Families were broken, relationships torn apart, but more importantly, lives lost due to this often treacherous work miles away.

While this all sounds very serious, the show is essentially an upbeat musical with a liberal dose of colourful humour. The young cast are impressive with their characterisation and slick dialogue which quickly traverses between playful banter and serious discussion. And the fact that the men and women mostly appear in their separate groups means that there is fertile comic ground for gender politics.

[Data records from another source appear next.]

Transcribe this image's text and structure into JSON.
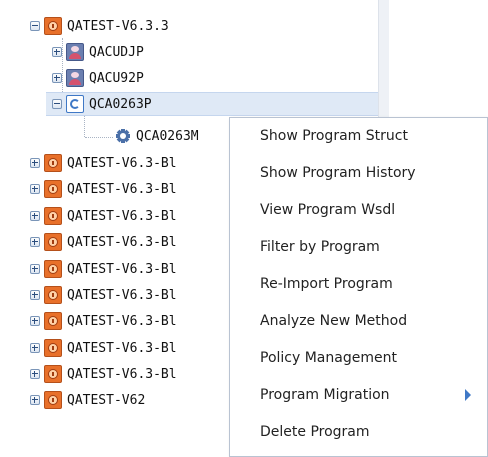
{
  "tree": {
    "items": [
      {
        "label": "QATEST-V6.3.3",
        "icon": "system-icon",
        "expander": "collapse"
      },
      {
        "label": "QACUDJP",
        "icon": "library-icon",
        "expander": "expand"
      },
      {
        "label": "QACU92P",
        "icon": "library-icon",
        "expander": "expand"
      },
      {
        "label": "QCA0263P",
        "icon": "program-icon",
        "expander": "collapse"
      },
      {
        "label": "QCA0263M",
        "icon": "gear-icon",
        "expander": "none"
      },
      {
        "label": "QATEST-V6.3-Bl",
        "icon": "system-icon",
        "expander": "expand"
      },
      {
        "label": "QATEST-V6.3-Bl",
        "icon": "system-icon",
        "expander": "expand"
      },
      {
        "label": "QATEST-V6.3-Bl",
        "icon": "system-icon",
        "expander": "expand"
      },
      {
        "label": "QATEST-V6.3-Bl",
        "icon": "system-icon",
        "expander": "expand"
      },
      {
        "label": "QATEST-V6.3-Bl",
        "icon": "system-icon",
        "expander": "expand"
      },
      {
        "label": "QATEST-V6.3-Bl",
        "icon": "system-icon",
        "expander": "expand"
      },
      {
        "label": "QATEST-V6.3-Bl",
        "icon": "system-icon",
        "expander": "expand"
      },
      {
        "label": "QATEST-V6.3-Bl",
        "icon": "system-icon",
        "expander": "expand"
      },
      {
        "label": "QATEST-V6.3-Bl",
        "icon": "system-icon",
        "expander": "expand"
      },
      {
        "label": "QATEST-V62",
        "icon": "system-icon",
        "expander": "expand"
      }
    ]
  },
  "context_menu": {
    "items": [
      {
        "label": "Show Program Struct"
      },
      {
        "label": "Show Program History"
      },
      {
        "label": "View Program Wsdl"
      },
      {
        "label": "Filter by Program"
      },
      {
        "label": "Re-Import Program"
      },
      {
        "label": "Analyze New Method"
      },
      {
        "label": "Policy Management"
      },
      {
        "label": "Program Migration",
        "submenu": true
      },
      {
        "label": "Delete Program"
      }
    ]
  },
  "colors": {
    "selected_row": "#dfe9f6",
    "menu_border": "#b9c3d2",
    "system_icon": "#e8702a",
    "submenu_arrow": "#3f78c6"
  }
}
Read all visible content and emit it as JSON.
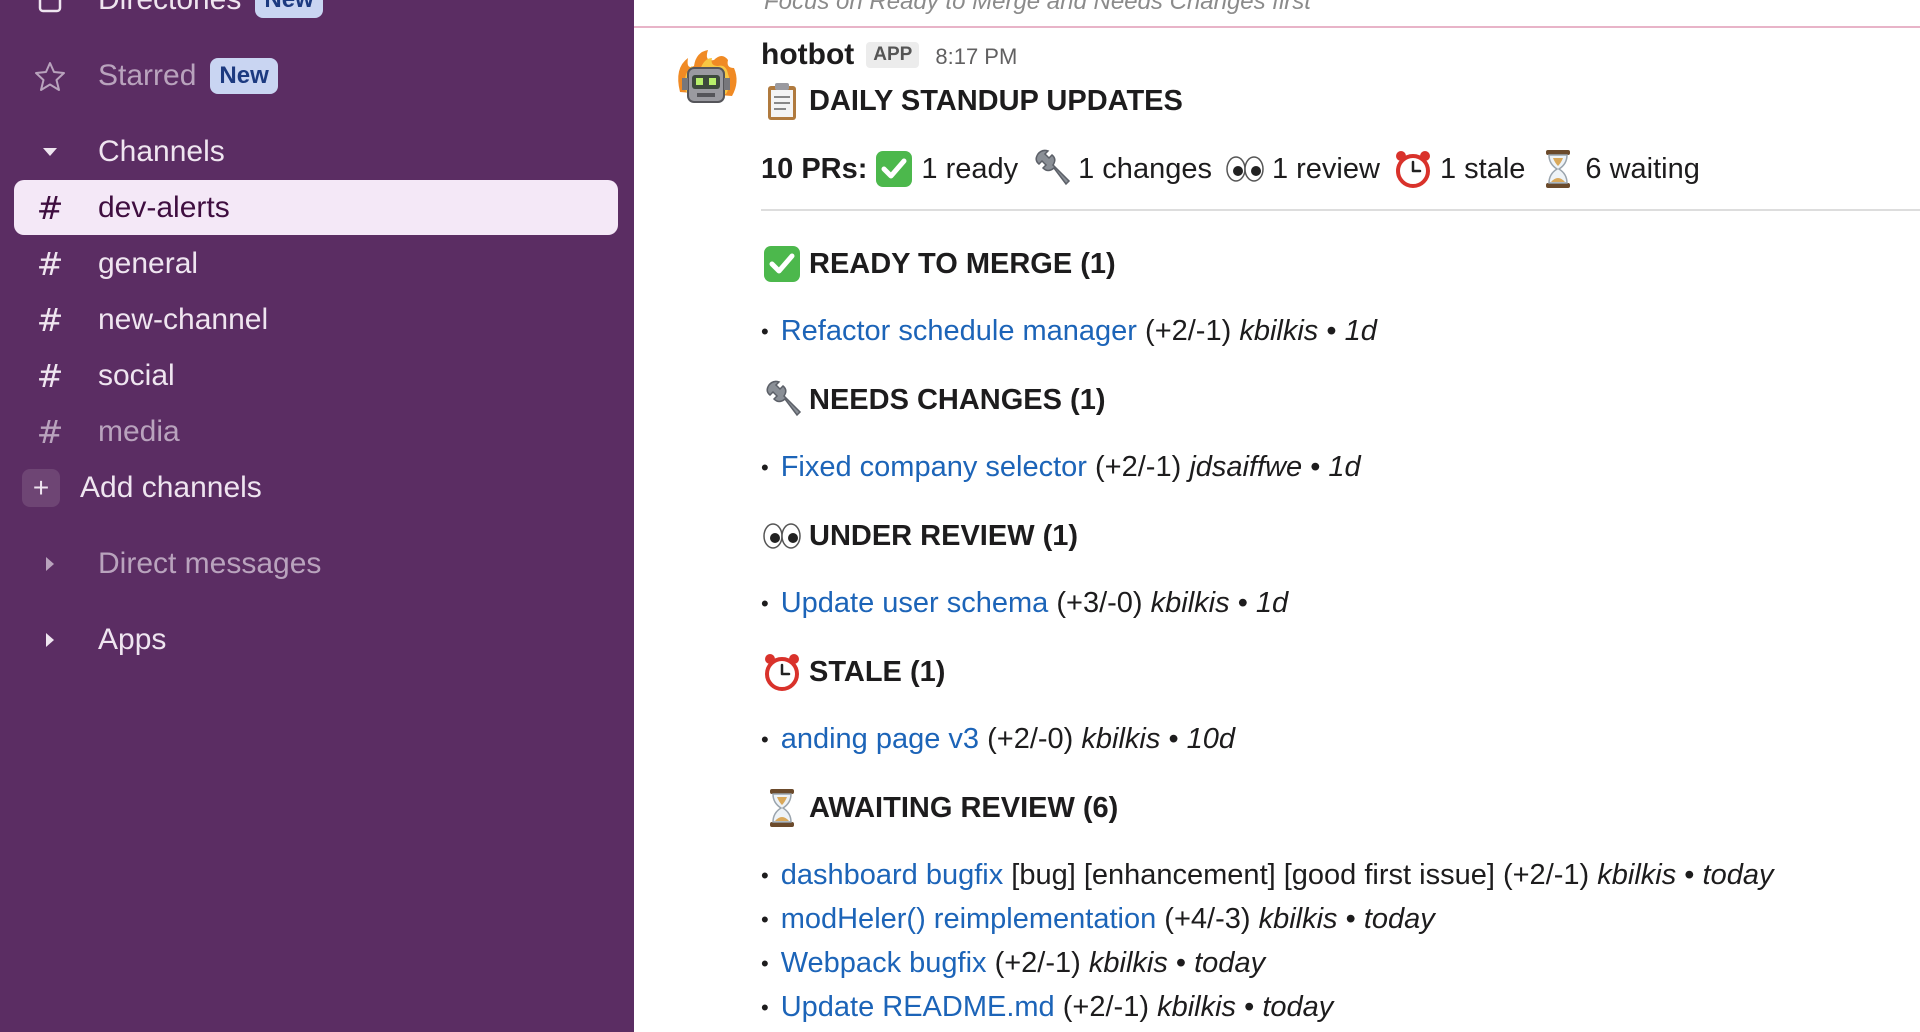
{
  "sidebar": {
    "directories": {
      "label": "Directories",
      "badge": "New"
    },
    "starred": {
      "label": "Starred",
      "badge": "New"
    },
    "channels_header": "Channels",
    "channels": [
      {
        "name": "dev-alerts",
        "active": true
      },
      {
        "name": "general",
        "active": false
      },
      {
        "name": "new-channel",
        "active": false
      },
      {
        "name": "social",
        "active": false
      },
      {
        "name": "media",
        "active": false
      }
    ],
    "hash_symbol": "#",
    "add_channels": "Add channels",
    "add_symbol": "+",
    "direct_messages": "Direct messages",
    "apps": "Apps"
  },
  "main": {
    "top_hint": "Focus on Ready to Merge and Needs Changes first",
    "message": {
      "bot_name": "hotbot",
      "app_tag": "APP",
      "time": "8:17 PM",
      "title": "DAILY STANDUP UPDATES",
      "summary": {
        "prefix": "10 PRs:",
        "ready": "1 ready",
        "changes": "1 changes",
        "review": "1 review",
        "stale": "1 stale",
        "waiting": "6 waiting"
      },
      "sections": [
        {
          "title": "READY TO MERGE (1)",
          "icon": "check-icon",
          "items": [
            {
              "link": "Refactor schedule manager",
              "tags": "",
              "diff": "(+2/-1)",
              "author": "kbilkis",
              "age": "1d"
            }
          ]
        },
        {
          "title": "NEEDS CHANGES (1)",
          "icon": "wrench-icon",
          "items": [
            {
              "link": "Fixed company selector",
              "tags": "",
              "diff": "(+2/-1)",
              "author": "jdsaiffwe",
              "age": "1d"
            }
          ]
        },
        {
          "title": "UNDER REVIEW (1)",
          "icon": "eyes-icon",
          "items": [
            {
              "link": "Update user schema",
              "tags": "",
              "diff": "(+3/-0)",
              "author": "kbilkis",
              "age": "1d"
            }
          ]
        },
        {
          "title": "STALE (1)",
          "icon": "alarm-clock-icon",
          "items": [
            {
              "link": "anding page v3",
              "tags": "",
              "diff": "(+2/-0)",
              "author": "kbilkis",
              "age": "10d"
            }
          ]
        },
        {
          "title": "AWAITING REVIEW (6)",
          "icon": "hourglass-icon",
          "items": [
            {
              "link": "dashboard bugfix",
              "tags": "[bug] [enhancement] [good first issue]",
              "diff": "(+2/-1)",
              "author": "kbilkis",
              "age": "today"
            },
            {
              "link": "modHeler() reimplementation",
              "tags": "",
              "diff": "(+4/-3)",
              "author": "kbilkis",
              "age": "today"
            },
            {
              "link": "Webpack bugfix",
              "tags": "",
              "diff": "(+2/-1)",
              "author": "kbilkis",
              "age": "today"
            },
            {
              "link": "Update README.md",
              "tags": "",
              "diff": "(+2/-1)",
              "author": "kbilkis",
              "age": "today"
            }
          ]
        }
      ],
      "bullet": "•",
      "separator": "•"
    }
  },
  "colors": {
    "sidebar_bg": "#5b2d63",
    "active_bg": "#f4e8f7",
    "link": "#1c64b8",
    "badge_bg": "#c9d5f2"
  }
}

Sasol Fever manages to ride the line between silly and serious and while you'll find you're giggling most of the way through, the poignant ending played out in front of a backdrop of tributes to those who lost their lives, makes you seriously consider the cost of this period.

As Snyman points out in her programme notes: "The Sasol of today is a blue chip, major conglomerate in the global economic market, yet no thought has been given to the men who built it and made it all possible".